Since our end goal is to develop a tool for explainable personalized insights into antidepressant recommendations we were primarily interested in causal paths and discovering (conditional) dependence relations among patient characteristics, treatment choices and outcomes. Hence, we have chosen to perform a Bayesian network (BN) analysis instead of a partial correlation network analysis or Markov random field analysis18. The final BN, the found dependencies and predictions for hypothetical patients were compared to expert opinion to assess the potential of the model for future implementation in a tool for clinical decision support.


Main units of analysis

Main units of analysis were first-time inpatient antidepressant treatment trajectories at participating mental health care facilities; consecutive prescriptions for one type of antidepressant were viewed as a single treatment trajectory. New prescriptions for the same type of antidepressant that started within 30 days after the old prescription were viewed as belonging to the same trajectory.
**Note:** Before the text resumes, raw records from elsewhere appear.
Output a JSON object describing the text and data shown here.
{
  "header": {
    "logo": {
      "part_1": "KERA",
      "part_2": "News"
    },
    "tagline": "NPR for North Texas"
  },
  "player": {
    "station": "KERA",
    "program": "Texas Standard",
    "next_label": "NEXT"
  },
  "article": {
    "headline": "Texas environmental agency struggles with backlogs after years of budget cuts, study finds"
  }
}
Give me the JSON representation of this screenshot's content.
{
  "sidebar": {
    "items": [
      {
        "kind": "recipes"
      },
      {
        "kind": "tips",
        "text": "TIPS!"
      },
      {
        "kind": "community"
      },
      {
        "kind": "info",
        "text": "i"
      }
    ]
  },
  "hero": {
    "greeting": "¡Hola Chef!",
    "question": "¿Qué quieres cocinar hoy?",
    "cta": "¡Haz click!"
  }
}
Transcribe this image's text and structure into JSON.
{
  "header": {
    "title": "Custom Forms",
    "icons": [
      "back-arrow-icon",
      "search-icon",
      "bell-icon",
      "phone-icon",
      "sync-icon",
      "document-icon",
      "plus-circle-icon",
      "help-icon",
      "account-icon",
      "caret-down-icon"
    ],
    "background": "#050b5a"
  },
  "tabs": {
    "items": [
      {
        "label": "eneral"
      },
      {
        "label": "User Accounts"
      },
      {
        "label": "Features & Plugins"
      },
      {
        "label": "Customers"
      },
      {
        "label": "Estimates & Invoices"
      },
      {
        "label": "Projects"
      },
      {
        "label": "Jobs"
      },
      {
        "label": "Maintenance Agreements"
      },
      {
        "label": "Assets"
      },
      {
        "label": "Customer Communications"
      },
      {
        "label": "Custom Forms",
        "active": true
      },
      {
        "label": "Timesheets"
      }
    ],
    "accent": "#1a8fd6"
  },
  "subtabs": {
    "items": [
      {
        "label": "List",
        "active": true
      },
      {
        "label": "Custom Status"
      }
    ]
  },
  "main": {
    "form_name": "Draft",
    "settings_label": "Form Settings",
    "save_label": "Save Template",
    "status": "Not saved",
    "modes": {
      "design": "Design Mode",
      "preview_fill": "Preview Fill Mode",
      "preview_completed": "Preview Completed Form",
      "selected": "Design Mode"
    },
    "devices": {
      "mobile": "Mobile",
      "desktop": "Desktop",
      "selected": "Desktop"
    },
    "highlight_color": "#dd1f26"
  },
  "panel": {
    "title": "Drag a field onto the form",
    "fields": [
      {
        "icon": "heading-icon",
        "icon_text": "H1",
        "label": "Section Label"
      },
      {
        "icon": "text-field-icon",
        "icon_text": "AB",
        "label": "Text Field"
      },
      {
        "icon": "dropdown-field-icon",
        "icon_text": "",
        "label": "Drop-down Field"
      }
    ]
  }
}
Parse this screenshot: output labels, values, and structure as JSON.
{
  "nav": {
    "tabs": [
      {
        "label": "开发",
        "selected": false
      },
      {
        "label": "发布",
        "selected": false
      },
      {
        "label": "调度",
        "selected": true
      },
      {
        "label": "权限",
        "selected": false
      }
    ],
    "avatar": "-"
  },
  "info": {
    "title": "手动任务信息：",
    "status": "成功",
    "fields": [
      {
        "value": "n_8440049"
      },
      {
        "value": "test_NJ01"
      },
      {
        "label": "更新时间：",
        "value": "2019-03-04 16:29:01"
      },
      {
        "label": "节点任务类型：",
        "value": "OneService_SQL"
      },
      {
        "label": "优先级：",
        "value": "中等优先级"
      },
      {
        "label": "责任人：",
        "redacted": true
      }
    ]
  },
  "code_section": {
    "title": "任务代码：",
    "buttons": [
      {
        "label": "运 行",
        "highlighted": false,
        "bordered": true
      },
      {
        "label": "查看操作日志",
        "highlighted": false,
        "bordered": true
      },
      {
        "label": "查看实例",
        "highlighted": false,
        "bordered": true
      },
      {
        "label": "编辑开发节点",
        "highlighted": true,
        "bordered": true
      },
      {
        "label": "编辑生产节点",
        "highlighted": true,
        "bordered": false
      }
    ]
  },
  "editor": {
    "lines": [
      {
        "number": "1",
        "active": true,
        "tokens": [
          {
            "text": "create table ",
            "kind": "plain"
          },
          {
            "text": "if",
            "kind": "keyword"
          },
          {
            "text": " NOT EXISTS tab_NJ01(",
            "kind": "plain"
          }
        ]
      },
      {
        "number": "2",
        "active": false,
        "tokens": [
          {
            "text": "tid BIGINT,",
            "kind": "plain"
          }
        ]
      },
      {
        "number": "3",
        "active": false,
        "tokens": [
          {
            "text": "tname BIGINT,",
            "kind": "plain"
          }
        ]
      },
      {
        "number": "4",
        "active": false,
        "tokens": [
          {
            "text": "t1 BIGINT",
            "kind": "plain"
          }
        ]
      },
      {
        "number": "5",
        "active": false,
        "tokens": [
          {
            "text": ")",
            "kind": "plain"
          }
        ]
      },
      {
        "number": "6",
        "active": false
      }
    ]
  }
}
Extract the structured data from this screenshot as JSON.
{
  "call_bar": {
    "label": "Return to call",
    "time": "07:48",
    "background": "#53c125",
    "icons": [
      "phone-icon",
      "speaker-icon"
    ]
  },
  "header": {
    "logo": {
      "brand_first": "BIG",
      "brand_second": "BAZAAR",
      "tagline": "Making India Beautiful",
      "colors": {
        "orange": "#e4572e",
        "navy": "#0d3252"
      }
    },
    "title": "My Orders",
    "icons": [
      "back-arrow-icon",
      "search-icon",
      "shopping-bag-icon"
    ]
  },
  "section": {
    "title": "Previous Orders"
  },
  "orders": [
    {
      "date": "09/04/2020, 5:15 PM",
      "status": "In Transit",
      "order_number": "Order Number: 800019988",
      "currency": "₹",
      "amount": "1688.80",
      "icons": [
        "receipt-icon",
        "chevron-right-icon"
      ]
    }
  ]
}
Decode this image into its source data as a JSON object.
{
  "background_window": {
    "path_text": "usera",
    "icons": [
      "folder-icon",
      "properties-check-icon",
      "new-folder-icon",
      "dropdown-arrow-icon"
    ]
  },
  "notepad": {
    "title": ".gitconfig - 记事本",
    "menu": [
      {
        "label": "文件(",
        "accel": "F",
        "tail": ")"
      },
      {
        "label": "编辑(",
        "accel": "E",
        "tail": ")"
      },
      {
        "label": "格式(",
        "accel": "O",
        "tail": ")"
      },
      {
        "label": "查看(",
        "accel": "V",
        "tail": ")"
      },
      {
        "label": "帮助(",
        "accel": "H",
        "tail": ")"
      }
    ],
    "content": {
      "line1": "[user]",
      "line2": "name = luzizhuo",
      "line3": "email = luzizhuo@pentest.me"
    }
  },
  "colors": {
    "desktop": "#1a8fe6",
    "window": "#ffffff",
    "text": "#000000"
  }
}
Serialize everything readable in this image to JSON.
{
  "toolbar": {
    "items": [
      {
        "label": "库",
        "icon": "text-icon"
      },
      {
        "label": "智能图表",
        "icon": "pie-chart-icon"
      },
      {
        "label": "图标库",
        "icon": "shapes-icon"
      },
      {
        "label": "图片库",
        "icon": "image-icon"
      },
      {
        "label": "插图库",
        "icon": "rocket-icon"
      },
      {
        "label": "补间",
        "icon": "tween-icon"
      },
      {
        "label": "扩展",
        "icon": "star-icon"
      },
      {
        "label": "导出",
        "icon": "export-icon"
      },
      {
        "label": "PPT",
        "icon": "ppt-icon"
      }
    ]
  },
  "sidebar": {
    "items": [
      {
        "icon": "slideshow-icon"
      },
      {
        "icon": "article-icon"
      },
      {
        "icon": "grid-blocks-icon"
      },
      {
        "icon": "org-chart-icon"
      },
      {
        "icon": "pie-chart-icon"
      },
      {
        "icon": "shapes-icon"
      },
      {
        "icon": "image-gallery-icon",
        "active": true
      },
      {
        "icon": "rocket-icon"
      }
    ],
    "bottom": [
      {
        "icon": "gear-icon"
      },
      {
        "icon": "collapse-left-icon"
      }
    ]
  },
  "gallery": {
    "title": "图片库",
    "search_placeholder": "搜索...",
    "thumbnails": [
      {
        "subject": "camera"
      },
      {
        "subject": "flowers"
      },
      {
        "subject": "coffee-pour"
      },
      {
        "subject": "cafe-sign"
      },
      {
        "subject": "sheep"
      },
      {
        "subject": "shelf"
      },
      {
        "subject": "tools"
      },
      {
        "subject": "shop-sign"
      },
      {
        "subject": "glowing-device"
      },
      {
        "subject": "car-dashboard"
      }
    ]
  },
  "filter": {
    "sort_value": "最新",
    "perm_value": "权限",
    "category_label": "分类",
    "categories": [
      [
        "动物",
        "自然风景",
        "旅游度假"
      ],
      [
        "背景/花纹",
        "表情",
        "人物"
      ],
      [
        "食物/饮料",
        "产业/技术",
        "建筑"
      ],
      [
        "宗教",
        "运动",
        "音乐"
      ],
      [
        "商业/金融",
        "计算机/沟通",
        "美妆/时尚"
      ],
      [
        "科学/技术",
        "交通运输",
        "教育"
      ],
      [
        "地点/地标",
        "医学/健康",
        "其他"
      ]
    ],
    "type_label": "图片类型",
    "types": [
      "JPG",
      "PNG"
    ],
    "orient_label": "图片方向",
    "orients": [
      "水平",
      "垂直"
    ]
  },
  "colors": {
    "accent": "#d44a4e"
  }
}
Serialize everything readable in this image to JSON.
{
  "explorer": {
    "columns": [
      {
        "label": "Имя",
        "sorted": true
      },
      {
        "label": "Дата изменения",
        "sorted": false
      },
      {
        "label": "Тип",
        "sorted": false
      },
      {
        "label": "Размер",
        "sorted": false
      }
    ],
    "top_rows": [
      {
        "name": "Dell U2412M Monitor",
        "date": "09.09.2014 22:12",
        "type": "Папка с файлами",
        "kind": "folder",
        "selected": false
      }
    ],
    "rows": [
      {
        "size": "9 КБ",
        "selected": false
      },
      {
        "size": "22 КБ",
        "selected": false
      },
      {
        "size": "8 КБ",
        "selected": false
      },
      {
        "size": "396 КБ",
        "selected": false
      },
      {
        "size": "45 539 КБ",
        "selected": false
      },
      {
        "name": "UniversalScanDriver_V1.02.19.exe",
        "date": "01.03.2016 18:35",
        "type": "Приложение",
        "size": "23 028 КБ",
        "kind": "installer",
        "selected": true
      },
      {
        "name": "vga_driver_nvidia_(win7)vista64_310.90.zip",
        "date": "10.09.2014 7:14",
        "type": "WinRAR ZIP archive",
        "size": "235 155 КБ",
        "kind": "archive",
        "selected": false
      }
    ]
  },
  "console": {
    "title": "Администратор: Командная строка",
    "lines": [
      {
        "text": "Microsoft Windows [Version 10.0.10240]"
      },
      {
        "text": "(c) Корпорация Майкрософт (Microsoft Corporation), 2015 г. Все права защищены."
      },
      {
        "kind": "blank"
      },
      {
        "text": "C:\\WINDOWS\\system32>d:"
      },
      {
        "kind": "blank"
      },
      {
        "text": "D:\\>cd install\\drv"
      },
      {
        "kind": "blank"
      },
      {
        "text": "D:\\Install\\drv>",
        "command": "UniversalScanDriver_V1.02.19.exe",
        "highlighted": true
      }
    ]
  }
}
Antidepressant treatment trajectories between 2014 and 2020 at two mental healthcare facilities involved were included. The first mental healthcare facility, Parnassia Group (PG), provides basic and specialized services for prevention, treatment (inpatient and outpatient), support and care after treatment. The second facility, UMC Utrecht (UMCU), is an academic specialized facility for tertiary care. As PG and UMCU deliver care in different regions in the Netherlands, the probability of overlap in patient populations is negligible.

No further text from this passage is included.